Damage assessment teams from our Department of Emergency Management and Security, Fire and Rescue Department and the National Weather Service were on the ground Tuesday examining the damage, including these ground and drone images:

collage of microburst damage images including snapped and downed trees, drone photo


It’s been determined the area was hit by a microburst, which caused the National Weather Service to issue an unusual "Destructive" Severe Thunderstorm Warning ahead of time that activated Wireless Emergency Alerts (WEA) in that area. The microburst included hurricane-force winds (70-80 mph or greater) that snapped and downed a significant number of trees and powerlines in that area (no tornado was confirmed). While there are a number of trees down, some over 24” in diameter, no significant property (home) damage was observed or reported.



Another round of severe storms will, of course, happen again. Already this summer, we've been impacted by wildfire smoke from Canada, tornado threats and extreme heat. Our Community Emergency Response Guide helps prepare you and your neighborhoods for storms, flooding and more.



Monday’s storm is a reminder that intense storms can impact any neighborhood, so we all should be prepared for the worst but hope for minimal impacts.
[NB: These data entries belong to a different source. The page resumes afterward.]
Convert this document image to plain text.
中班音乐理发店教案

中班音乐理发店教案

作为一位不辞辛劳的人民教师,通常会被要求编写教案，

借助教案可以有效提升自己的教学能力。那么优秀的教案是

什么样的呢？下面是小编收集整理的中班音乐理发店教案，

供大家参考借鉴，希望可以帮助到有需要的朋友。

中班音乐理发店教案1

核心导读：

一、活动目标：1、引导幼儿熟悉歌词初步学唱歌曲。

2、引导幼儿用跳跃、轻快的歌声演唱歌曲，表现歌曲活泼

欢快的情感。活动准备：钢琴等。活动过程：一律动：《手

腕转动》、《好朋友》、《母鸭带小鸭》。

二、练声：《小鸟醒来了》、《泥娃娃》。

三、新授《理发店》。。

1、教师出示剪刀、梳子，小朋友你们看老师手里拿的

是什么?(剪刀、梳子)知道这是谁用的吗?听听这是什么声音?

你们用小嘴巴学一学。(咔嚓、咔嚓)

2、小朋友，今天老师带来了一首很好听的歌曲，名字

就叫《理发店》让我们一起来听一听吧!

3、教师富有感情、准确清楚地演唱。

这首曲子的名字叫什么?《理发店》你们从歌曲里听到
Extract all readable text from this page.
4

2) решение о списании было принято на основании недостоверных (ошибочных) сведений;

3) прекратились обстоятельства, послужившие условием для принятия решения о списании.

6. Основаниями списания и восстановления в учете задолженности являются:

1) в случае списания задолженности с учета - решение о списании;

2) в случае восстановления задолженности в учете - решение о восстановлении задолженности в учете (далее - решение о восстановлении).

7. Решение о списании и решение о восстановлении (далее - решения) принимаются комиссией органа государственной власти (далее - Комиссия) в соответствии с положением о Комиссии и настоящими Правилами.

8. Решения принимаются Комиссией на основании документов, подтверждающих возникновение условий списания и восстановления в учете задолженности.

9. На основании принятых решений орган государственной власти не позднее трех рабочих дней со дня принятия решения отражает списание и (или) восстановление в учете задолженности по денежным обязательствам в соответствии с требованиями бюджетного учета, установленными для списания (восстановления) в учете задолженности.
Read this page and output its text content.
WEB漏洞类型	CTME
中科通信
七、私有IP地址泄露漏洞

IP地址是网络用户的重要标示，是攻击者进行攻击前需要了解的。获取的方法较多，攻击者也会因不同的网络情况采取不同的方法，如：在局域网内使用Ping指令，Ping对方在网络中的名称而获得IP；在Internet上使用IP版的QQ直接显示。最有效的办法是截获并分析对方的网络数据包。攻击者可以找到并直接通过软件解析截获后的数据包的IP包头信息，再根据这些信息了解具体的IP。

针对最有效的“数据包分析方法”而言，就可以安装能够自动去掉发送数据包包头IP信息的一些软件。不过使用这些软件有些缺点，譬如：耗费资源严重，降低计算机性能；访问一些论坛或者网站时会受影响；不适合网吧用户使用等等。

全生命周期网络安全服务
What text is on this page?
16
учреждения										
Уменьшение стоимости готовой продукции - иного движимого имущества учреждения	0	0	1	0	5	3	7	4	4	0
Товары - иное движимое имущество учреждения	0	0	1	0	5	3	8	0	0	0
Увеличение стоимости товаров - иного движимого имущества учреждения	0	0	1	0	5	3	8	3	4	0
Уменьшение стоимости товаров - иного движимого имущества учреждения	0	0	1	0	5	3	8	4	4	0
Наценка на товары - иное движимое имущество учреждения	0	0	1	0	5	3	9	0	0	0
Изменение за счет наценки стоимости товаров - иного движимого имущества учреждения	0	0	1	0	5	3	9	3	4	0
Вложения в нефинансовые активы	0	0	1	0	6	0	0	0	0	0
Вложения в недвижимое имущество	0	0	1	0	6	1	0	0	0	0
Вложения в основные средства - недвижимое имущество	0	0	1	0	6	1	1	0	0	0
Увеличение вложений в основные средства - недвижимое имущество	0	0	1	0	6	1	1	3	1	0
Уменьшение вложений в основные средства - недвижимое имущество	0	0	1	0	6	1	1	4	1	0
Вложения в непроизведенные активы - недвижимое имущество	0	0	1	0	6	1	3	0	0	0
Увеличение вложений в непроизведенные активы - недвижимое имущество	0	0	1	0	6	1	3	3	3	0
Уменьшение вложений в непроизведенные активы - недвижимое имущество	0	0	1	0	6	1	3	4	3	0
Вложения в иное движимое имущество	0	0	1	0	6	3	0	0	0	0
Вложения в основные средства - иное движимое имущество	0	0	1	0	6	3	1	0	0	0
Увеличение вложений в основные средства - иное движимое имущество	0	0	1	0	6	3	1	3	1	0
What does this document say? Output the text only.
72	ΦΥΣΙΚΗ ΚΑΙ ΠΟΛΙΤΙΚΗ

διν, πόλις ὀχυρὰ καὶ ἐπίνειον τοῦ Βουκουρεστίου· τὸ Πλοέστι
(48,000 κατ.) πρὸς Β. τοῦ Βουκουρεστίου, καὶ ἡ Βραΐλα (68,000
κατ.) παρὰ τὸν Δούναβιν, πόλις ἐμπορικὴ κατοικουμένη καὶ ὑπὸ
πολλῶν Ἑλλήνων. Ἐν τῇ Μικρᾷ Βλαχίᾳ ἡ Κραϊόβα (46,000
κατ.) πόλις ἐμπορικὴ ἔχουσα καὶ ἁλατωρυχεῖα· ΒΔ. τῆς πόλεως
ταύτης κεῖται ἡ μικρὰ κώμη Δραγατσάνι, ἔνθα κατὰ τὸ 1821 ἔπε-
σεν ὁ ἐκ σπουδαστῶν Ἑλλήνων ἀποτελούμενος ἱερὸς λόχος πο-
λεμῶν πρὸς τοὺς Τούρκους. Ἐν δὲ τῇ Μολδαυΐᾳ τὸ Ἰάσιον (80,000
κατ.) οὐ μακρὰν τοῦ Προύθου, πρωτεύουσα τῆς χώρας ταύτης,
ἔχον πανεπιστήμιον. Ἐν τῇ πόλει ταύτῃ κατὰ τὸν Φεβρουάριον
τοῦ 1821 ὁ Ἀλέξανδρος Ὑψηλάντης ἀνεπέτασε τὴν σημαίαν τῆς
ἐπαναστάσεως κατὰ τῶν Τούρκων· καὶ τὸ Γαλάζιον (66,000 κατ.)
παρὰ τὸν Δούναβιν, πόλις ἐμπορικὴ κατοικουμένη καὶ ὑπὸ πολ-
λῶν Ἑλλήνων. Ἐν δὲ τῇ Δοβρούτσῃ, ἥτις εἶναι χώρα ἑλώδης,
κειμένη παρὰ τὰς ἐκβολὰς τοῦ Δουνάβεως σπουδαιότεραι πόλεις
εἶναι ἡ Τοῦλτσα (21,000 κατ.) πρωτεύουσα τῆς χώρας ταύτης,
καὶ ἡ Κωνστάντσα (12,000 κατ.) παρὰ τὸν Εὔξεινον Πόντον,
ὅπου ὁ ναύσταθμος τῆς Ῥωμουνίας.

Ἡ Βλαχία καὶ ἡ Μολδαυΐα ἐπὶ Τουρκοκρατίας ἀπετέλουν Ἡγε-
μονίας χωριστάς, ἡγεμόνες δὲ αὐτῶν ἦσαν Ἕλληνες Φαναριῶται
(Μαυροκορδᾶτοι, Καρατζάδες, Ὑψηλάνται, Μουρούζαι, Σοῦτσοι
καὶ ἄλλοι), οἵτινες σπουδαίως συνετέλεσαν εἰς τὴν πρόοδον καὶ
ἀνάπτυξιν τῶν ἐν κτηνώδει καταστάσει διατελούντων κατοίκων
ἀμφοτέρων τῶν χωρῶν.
The good news is that there is a lot we can do to be resilient, and there is a lot already being done. Our Resilient Fairfax plan is the first such plan that focuses specifically on climate adaptation and resilience. This plan is built on a strong foundation of existing county services and practices, including the county’s emergency management planning, flood mitigation efforts, population services, and natural resource protections. Resilient Fairfax is envisioned to be a long-term program of iterative climate planning and implementation to help the county better anticipate, prepare for, adapt to, and build resilience to a changing climate.